Pooh thought he had never been more grateful to have Piglet in his life.

There is a hymn that has been sung that has a line that goes something like this, “Christ has no body now but yours.” It speaks to the presence of God through the presence of us. It speaks to the fact that God can, and does, come to us in many different ways. God can come to us in the presence of those around us; in a hug; in a touch; in a smile; in someone just listening. This is the presence that is in the story, but the challenge for us is to be that presence without the need to fix. Quite often we might be hesitant to be that presence for someone because we are afraid that there is nothing that we can do to ‘help.’ The story reminds us that we don’t have to help, we just have to ‘be.’ We just have to enter into those places of doubt, fear, anxious feelings, grief, loneliness, so that those who are there know that they are not alone. We are also called to allow others to enter into those places in our lives, so that the presence of God might be felt through them. It is our calling as Christians to be that calming presence of God in the lives of those who might need it, and to allow others to be that same presence in our lives when we need. In this way we are blessed, we know that we are not alone, and we know that we are loved.

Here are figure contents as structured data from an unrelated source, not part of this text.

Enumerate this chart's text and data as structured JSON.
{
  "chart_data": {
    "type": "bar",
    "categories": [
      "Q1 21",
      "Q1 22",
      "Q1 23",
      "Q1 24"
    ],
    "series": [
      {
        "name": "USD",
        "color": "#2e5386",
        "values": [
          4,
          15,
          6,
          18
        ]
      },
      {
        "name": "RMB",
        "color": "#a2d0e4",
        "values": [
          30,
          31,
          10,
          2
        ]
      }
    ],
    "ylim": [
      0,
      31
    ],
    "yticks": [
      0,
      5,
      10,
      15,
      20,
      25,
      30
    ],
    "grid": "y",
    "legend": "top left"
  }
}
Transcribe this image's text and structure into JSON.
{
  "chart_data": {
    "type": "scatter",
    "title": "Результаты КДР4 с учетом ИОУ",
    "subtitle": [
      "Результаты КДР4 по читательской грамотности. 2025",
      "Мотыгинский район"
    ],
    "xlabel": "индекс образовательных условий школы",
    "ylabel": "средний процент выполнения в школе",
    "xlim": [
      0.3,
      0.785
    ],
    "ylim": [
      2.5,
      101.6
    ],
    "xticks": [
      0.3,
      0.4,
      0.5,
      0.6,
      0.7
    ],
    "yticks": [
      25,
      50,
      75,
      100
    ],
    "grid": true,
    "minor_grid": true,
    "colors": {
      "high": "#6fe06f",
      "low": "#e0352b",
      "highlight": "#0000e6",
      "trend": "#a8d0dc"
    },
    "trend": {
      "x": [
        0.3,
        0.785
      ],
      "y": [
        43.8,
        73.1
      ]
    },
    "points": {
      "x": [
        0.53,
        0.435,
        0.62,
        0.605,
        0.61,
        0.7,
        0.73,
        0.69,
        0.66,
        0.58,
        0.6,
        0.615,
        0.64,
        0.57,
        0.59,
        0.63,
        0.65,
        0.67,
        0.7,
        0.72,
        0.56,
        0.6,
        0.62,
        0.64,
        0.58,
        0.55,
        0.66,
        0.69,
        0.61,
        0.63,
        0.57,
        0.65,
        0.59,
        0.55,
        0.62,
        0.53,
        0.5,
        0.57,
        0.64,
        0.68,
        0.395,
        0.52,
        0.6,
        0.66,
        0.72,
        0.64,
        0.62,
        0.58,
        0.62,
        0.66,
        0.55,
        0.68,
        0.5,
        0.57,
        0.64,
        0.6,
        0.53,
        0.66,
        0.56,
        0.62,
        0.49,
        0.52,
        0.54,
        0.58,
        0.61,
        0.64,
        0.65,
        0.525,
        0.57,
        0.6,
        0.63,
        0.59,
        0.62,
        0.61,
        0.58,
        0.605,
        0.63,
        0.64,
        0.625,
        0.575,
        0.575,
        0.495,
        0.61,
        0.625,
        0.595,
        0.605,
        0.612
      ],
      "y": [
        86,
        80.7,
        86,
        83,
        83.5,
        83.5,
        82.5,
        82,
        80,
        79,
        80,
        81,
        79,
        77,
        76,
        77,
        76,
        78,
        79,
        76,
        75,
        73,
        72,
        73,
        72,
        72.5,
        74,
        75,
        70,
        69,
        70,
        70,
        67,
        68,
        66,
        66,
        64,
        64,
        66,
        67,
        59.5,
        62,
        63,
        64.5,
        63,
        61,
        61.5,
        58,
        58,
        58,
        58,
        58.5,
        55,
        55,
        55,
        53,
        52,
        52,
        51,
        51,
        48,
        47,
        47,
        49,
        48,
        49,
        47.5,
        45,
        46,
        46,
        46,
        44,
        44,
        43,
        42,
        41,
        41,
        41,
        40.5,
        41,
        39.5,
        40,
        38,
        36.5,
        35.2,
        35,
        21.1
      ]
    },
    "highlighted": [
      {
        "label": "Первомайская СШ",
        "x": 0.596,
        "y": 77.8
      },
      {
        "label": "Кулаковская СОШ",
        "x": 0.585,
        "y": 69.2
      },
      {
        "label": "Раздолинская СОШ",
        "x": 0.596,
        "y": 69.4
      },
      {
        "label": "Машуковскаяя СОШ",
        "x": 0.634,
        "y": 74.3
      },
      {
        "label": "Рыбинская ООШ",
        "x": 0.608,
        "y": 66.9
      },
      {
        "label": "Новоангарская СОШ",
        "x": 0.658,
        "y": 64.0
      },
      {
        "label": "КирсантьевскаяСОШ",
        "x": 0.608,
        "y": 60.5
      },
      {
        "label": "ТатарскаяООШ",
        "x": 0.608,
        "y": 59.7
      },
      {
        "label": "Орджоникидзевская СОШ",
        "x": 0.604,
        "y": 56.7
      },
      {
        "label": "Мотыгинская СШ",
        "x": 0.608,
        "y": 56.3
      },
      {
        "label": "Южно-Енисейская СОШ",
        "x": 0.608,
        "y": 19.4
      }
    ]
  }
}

God of infinite presence, please help us to feel you in our lives in all the ways that you come to us. Give us the courage and the strength to be your presence for others in the midst of their struggles. Help us to see that our role is not to fix, but rather just too ‘be’ with them so that they don’t feel alone. Help us to be vulnerable enough to allow others to come into our lives and be your presence for us when we need to feel you. We ask this in the name of the one who gave all for us, your son, Jesus. Amen.